Выбрать главу

– Это не награда, а оплата за то, чтобы ты подсказал мне, найдется ли в этом городишке кузнец, достаточно искусный и не больно разговорчивый…

– Как не быть, господин мой, – торговец умолк, прищурился, глядя себе под ноги, раздумывая. – Сегвульфом его зовут; он сам как будто из того железа, которое кует. Его дом недалеко отсюда, на улице Медников. Если господин желает, я мог бы…

– Я знаю, где это. Ступай прочь.

Дитмар провожал торговца взглядом до тех пор, пока тот не скрылся в одном из переулков, выходивших на пустырь.

Теперь всего и дела – вернуться в «Льва и монету», переодеться в привычную одежду, найти приятелей… Но прежде разобраться с ключом.

Дитмар вынул из кошеля коробочку, осторожно провел по ней тыльной стороной ладони. Не то награда, не то трофей, какого не получишь ни от служанки, ни от веселой девицы в доме с расписными дверями...

Он порывисто поднес ее к губам и несколько раз поцеловал. Потом стянул с головы надоевшую шапочку, швырнул на землю и засмеялся. Все мешалось в воображении – дерзкая выходка, непременный гнев матушки, если узнает – хотя откуда ей узнать? – радость обещаний и непременное ночное свидание… если, конечно, кузнец Сегвульф и вправду окажется справным мастером.

 

III.

– Госпожа, ты чем-то обеспокоена? – подавая баронессе руку, чтобы помочь сойти с паланкина, спросил Андреас фон Борк. Анастази задумчиво взглянула на него – так, словно не поняла смысла его слов, – и ничего не ответила.

Дом, где она остановилась в Рес-ам-Верне, принадлежал фогту; тот принимал госпожу фон Зюдов-Кленце с почтительностью и радушием, какие вряд ли были бы ей предложены даже на самом лучшем из постоялых дворов.

Утомленная долгим днем, баронесса опустилась отдохнуть на скамью в прохладном зале первого этажа. Камин еще не топили, и зал полнился прохладой и сыростью, а с ними – запахами кухни. Солнечные лучи, проникая в открытые окна, отпечатывались бледно-золотыми квадратами на полу и дальней стене.

Молодая служанка, имени которой баронесса никак не могла запомнить, торопливо поднесла прохладной воды для умывания; получив дозволение говорить, робко спросила, не желает ли госпожа подняться в опочивальню. Анастази только отмахнулась – позже.

Как неприятно и неудобно сознавать, что она так устала, что ей тяжелы и красивые, расшитые одежды, и драгоценная тяжелая цепь с круглым подвесом на шее; но еще тяжелей подниматься по высоким, узким ступеням, кривясь от боли в коленях, а потом, сидя на постели, долго растирать их, умащать лечебными снадобьями. А еще эта жара…

И то сказать, небо очень милостиво к ней – в свои без малого пятьдесят она довольно легко переносит дальние поездки. Зрение ослабело лишь настолько, что пришлось оставить привычку читать при свете лучины; да и платья приходится перешивать не так уж сильно.

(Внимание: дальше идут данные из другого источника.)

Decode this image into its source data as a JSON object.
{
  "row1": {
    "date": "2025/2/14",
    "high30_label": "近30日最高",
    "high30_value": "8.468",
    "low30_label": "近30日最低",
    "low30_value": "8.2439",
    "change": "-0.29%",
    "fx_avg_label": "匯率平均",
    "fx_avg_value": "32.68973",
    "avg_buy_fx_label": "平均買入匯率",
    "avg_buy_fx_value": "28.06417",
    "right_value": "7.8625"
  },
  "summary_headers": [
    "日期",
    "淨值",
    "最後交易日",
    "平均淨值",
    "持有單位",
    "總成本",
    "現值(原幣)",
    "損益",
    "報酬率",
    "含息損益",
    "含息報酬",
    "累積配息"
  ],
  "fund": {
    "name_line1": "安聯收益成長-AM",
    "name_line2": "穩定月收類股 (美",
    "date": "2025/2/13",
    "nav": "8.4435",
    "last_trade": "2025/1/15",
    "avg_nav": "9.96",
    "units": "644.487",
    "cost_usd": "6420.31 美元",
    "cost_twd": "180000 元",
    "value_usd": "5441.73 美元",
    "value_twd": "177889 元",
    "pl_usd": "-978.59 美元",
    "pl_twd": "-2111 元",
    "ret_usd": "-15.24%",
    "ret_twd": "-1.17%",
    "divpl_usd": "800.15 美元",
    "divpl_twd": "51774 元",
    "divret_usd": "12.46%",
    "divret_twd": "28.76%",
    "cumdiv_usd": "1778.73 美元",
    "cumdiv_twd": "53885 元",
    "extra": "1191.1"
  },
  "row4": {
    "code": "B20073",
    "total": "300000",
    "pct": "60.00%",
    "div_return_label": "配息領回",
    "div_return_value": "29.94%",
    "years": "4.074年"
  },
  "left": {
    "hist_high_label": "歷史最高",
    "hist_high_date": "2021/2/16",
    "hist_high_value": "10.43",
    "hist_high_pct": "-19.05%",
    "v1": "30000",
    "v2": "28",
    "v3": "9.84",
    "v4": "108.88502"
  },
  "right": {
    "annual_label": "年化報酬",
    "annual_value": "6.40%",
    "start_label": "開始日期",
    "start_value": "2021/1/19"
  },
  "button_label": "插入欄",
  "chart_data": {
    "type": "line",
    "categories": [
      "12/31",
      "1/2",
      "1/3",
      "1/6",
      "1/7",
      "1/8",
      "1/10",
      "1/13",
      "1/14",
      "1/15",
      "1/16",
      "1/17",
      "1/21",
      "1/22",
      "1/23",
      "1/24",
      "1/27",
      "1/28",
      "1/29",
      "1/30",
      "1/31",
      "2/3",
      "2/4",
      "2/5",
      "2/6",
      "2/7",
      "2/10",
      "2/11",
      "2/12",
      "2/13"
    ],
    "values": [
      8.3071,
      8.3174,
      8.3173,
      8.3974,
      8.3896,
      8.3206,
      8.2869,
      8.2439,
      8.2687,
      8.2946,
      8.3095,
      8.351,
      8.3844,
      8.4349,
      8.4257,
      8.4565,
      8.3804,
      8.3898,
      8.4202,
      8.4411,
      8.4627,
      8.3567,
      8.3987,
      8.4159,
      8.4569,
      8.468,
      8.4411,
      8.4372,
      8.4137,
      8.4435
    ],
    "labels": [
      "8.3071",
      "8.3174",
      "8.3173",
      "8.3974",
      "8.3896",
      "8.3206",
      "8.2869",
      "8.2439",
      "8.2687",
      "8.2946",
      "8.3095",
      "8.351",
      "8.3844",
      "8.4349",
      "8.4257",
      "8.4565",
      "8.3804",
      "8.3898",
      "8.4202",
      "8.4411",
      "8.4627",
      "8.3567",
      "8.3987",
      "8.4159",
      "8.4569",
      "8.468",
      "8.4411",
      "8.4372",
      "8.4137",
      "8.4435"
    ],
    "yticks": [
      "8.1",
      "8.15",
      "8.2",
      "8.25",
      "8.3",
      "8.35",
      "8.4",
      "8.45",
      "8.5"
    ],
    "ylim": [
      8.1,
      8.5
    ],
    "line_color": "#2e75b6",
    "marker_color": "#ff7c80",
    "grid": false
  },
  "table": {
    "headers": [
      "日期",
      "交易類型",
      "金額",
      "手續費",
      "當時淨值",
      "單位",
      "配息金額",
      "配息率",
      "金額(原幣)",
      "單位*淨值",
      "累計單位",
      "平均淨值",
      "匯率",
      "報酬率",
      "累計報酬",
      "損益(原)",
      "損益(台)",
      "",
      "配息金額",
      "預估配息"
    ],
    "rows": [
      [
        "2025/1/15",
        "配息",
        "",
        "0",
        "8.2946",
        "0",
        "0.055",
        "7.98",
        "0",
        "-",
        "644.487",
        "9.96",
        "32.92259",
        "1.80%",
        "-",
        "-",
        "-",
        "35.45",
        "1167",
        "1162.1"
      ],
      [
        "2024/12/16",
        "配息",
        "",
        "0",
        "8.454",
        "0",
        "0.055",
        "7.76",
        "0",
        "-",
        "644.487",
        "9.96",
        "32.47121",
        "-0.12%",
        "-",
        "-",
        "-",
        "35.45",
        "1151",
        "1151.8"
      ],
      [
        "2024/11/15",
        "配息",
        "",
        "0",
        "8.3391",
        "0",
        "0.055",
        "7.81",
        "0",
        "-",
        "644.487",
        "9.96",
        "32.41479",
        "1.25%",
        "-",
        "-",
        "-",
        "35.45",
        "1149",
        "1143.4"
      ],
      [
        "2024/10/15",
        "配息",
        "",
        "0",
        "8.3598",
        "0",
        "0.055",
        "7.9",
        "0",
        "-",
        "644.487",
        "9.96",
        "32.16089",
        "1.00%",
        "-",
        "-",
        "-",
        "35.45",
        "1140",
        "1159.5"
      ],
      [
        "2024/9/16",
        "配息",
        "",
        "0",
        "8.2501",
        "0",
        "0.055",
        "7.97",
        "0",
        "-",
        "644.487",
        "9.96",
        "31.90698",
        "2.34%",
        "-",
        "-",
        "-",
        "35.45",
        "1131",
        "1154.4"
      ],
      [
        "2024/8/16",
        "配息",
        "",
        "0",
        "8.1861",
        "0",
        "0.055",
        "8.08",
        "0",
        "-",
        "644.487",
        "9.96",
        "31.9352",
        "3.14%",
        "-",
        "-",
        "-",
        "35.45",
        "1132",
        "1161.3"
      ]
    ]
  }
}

Она снимала тяжелые кольца, выкладывала на стол одно за другим; любила их, хоть и носила только по необходимости. Каждое – воспоминание о былом, ценный подарок, навечно впечатанный в сердце. Но летом так быстро отекают пальцы…

Дитмар! Мысли вернулись к тому, что так ее встревожило. Она позвала Андреаса, и, когда тот явился, жестом велела сесть напротив нее.

– Тебе известно, где сейчас мой сын?

Андреас пожал плечами, пригладил поредевшие, но все еще вьющиеся волосы – дымно-светлые, не разберешь, где цвет, а где седина.

– У него много приятелей в городе, моя госпожа, а на праздник пожаловали знатные семьи со всей округи…

– Я знаю об этом. Также знаю и то, что он взрослый мужчина, не оруженосец и не рыцарь на службе у сюзерена. И все же из этого не следует, что ему пристало только веселиться, пить вино да ухлестывать за девицами.

– Но ведь это молодость, моя госпожа, – Андреас улыбнулся; старый шрам, рассекающий его широкий лоб, обозначился наискось, легкой тенью. –  В какие еще годы юноша сможет воздать должное дружбе, песням и любви?

– Всякой забаве свое время, – Анастази нахмурилась. – А иные из них выглядят весьма неподобающе. Мне нет дела до чрезмерного ярмарочного веселья, но я желаю знать, почему мой сын бегает по городу, переодевшись простолюдином! Мне он не скажет, разумеется…

– В одежде простолюдина, – повторил Андреас, вопросительно посмотрел на нее. – Как это следует понимать, госпожа?